District officials said they did not know how long the district plans to keep the Hispanic children in the location.

Clark said the district is doing all it can after it was "overwhelmed by over 700 kids" as new students. Staff worked to hire certified teachers and plan schedules as the site was being prepared.

Students assigned to the Main Street location "will get content-area instruction" in math, science, social studies and English as a second language, he said.

At least 34 Hispanic kids have been left out of classes, say advocates from the nonprofit New York Communities for Change.

Budget, lost days concerns

The transition school plan came after school board President Lamont Johnson on Friday gave his assurance to community advocates and parents that the district would accept students. The district also is under pressure from state education Commissioner John B. King Jr., who in an extremely rare move ordered Nassau BOCES' interim superintendent to investigate Hempstead's enrollment procedures and report to King by Thursday.

Johnson accompanied the small group of parents and kids inside the school Monday morning. "I'm here to assist," Johnson said. "We haven't turned anyone away, and when I was aware children didn't have their schedules, I made sure they got their schedules."

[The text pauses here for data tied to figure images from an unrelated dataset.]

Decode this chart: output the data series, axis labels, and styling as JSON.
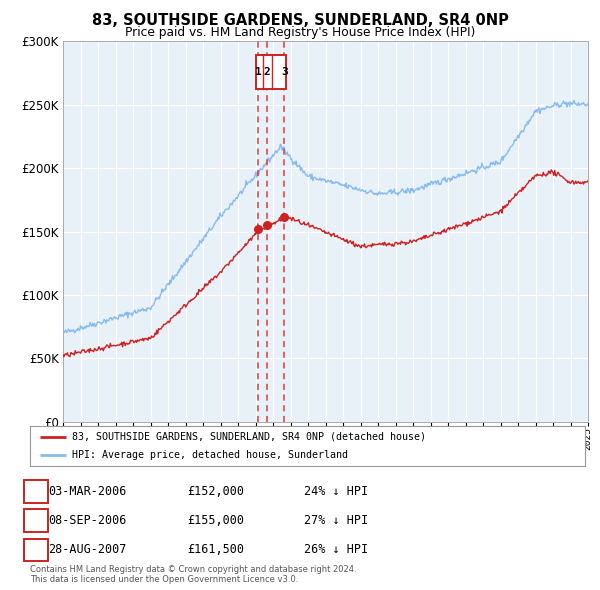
{
  "title": "83, SOUTHSIDE GARDENS, SUNDERLAND, SR4 0NP",
  "subtitle": "Price paid vs. HM Land Registry's House Price Index (HPI)",
  "background_color": "#ffffff",
  "plot_bg_color": "#e8f0f8",
  "grid_color": "#ffffff",
  "red_color": "#cc2222",
  "blue_color": "#88bbee",
  "red_line_label": "83, SOUTHSIDE GARDENS, SUNDERLAND, SR4 0NP (detached house)",
  "blue_line_label": "HPI: Average price, detached house, Sunderland",
  "sale_points": [
    {
      "date_num": 2006.17,
      "value": 152000,
      "label": "1"
    },
    {
      "date_num": 2006.67,
      "value": 155000,
      "label": "2"
    },
    {
      "date_num": 2007.65,
      "value": 161500,
      "label": "3"
    }
  ],
  "table_rows": [
    {
      "num": "1",
      "date": "03-MAR-2006",
      "price": "£152,000",
      "hpi": "24% ↓ HPI"
    },
    {
      "num": "2",
      "date": "08-SEP-2006",
      "price": "£155,000",
      "hpi": "27% ↓ HPI"
    },
    {
      "num": "3",
      "date": "28-AUG-2007",
      "price": "£161,500",
      "hpi": "26% ↓ HPI"
    }
  ],
  "copyright_text": "Contains HM Land Registry data © Crown copyright and database right 2024.\nThis data is licensed under the Open Government Licence v3.0.",
  "vline_dates": [
    2006.17,
    2006.67,
    2007.65
  ],
  "xmin": 1995,
  "xmax": 2025,
  "ymin": 0,
  "ymax": 300000,
  "yticks": [
    0,
    50000,
    100000,
    150000,
    200000,
    250000,
    300000
  ],
  "ytick_labels": [
    "£0",
    "£50K",
    "£100K",
    "£150K",
    "£200K",
    "£250K",
    "£300K"
  ]
}
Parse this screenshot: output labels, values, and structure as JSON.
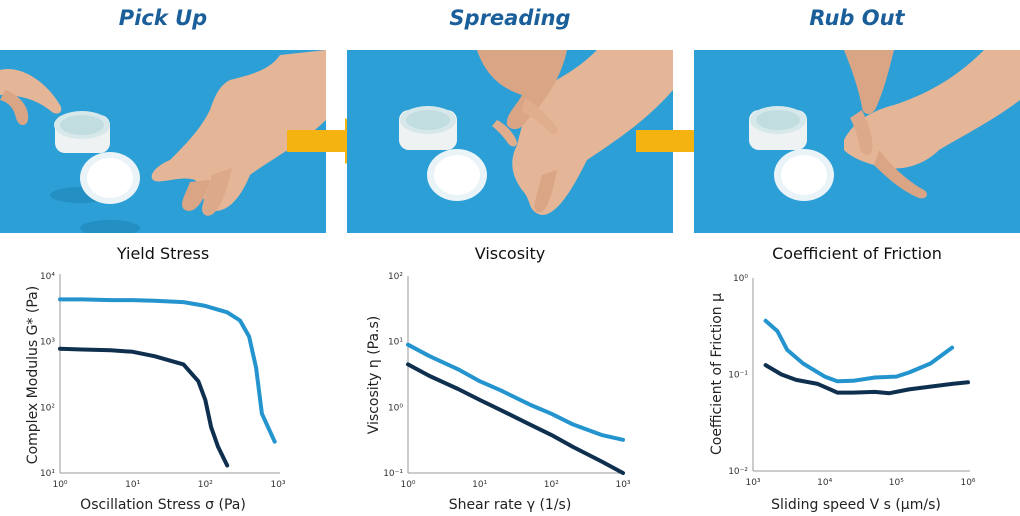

Some of the adults there Monday said the teenagers had been turned away from the high school multiple times. "We hope that this will come to happen, God willing," María Serrano, 54, said in Spanish. She's a sponsor of one of the children.

"All we want is for them to have a better future and to have their classes and recover their lost time," Serrano said.

The student who lives with her, José Martínez, 17, waited in a corner, wearing a backpack that held notebooks and pens. An unaccompanied minor who arrived from El Salvador in June, he said he is especially interested in learning all about computers.

"I am ready," he said in Spanish. "I want to learn English and to be somebody in life."

The Hempstead situation illustrates the dire straits of districts seeing surges in enrollment by immigrants.

It remained unclear whether the state Board of Regents could provide a quick infusion of extra state aid in the current school year, as other districts are lobbying for restoration of state aid that was cut during the recession.

"I think it's unlikely, certainly, for political and practical reasons," said Roger Tilles of Great Neck, who represents Long Island on the board and attended a Regents committee meeting on state aid Monday.